Deal also vetoed language in the budget that dedicated $100,000 to the Georgia Historical Society, whose lobbyist is former longtime Senate Appropriations Chairman George Hooks, and $25,000 for the Carl Vinson Institute of Government to study DeKalb County government.

A bill to create a DeKalb review commission did not pass the General Assembly, neither did legislation tied to $455,000 added to the budget by lawmakers to pay for earlier retirements for State Appeals Court judges. He vetoed the language calling for spending that money as well.

Finally, the governor vetoed language calling for the state to spend $50,000 extra for the retirement of workers from the General Assembly’s Office of Legislative Counsel.

The General Assembly passed Senate Bill 243, which would have allowed employees of the counsel's office to get retirement benefits through the well-funded Georgia Judicial Retirement System.
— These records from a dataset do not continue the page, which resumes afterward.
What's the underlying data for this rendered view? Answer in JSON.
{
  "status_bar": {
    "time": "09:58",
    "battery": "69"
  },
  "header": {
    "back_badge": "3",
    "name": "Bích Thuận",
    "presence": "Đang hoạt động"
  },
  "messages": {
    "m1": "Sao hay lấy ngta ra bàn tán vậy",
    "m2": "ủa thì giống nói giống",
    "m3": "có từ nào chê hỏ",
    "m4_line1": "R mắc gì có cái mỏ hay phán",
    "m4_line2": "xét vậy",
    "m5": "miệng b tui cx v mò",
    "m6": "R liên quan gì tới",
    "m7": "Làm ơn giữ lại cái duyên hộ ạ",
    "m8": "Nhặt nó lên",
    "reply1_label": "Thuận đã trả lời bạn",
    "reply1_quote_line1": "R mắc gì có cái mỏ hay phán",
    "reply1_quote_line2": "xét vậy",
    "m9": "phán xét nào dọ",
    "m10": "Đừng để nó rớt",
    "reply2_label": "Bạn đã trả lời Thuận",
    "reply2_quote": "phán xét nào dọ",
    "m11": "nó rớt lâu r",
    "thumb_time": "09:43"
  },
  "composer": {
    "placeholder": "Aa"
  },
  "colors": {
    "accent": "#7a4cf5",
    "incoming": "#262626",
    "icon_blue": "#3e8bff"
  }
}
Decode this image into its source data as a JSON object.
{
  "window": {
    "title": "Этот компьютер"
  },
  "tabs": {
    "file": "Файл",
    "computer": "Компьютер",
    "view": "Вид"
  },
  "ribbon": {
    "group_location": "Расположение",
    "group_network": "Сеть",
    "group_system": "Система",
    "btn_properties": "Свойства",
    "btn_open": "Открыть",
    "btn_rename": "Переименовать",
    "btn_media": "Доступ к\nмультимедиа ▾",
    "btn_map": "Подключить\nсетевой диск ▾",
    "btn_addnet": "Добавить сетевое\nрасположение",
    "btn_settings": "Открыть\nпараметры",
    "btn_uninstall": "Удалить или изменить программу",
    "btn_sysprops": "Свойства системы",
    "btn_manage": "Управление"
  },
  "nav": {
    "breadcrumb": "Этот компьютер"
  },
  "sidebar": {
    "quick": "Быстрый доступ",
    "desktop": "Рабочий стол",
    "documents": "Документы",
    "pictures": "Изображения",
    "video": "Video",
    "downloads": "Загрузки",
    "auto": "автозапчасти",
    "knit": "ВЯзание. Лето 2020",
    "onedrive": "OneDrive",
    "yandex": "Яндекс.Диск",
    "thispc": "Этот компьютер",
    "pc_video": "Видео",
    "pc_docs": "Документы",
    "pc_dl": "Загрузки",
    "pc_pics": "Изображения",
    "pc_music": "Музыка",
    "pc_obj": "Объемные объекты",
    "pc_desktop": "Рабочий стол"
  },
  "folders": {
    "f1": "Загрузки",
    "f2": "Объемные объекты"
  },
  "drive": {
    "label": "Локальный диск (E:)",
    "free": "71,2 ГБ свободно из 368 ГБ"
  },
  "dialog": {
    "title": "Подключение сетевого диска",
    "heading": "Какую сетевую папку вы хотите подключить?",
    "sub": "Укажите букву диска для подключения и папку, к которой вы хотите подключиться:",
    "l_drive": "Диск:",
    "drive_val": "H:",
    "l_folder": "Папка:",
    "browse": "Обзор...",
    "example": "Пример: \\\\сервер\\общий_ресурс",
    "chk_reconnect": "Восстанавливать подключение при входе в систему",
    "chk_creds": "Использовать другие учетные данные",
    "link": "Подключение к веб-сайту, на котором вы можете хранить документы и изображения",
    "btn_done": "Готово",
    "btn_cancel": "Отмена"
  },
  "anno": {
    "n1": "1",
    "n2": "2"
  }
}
Lawmakers argued that the change was needed to keep top legal employees in the office — which writes the bills lawmakers file and vote on — from leaving to take better-paying jobs.

High turnover rates have been a huge problem in several areas of state government, such as prisons and public health. Deal and lawmakers tried to address the problem by offering bigger pay raises this year to a wide variety of staffers, including law enforcement officers and nurses.

But Deal vetoed Senate Bill 243.

“Though I support the legislation’s goal of improving the recruitment and retention of qualified staff, the issue is not unique to the Office of Legislative Counsel,” Deal wrote in his veto message.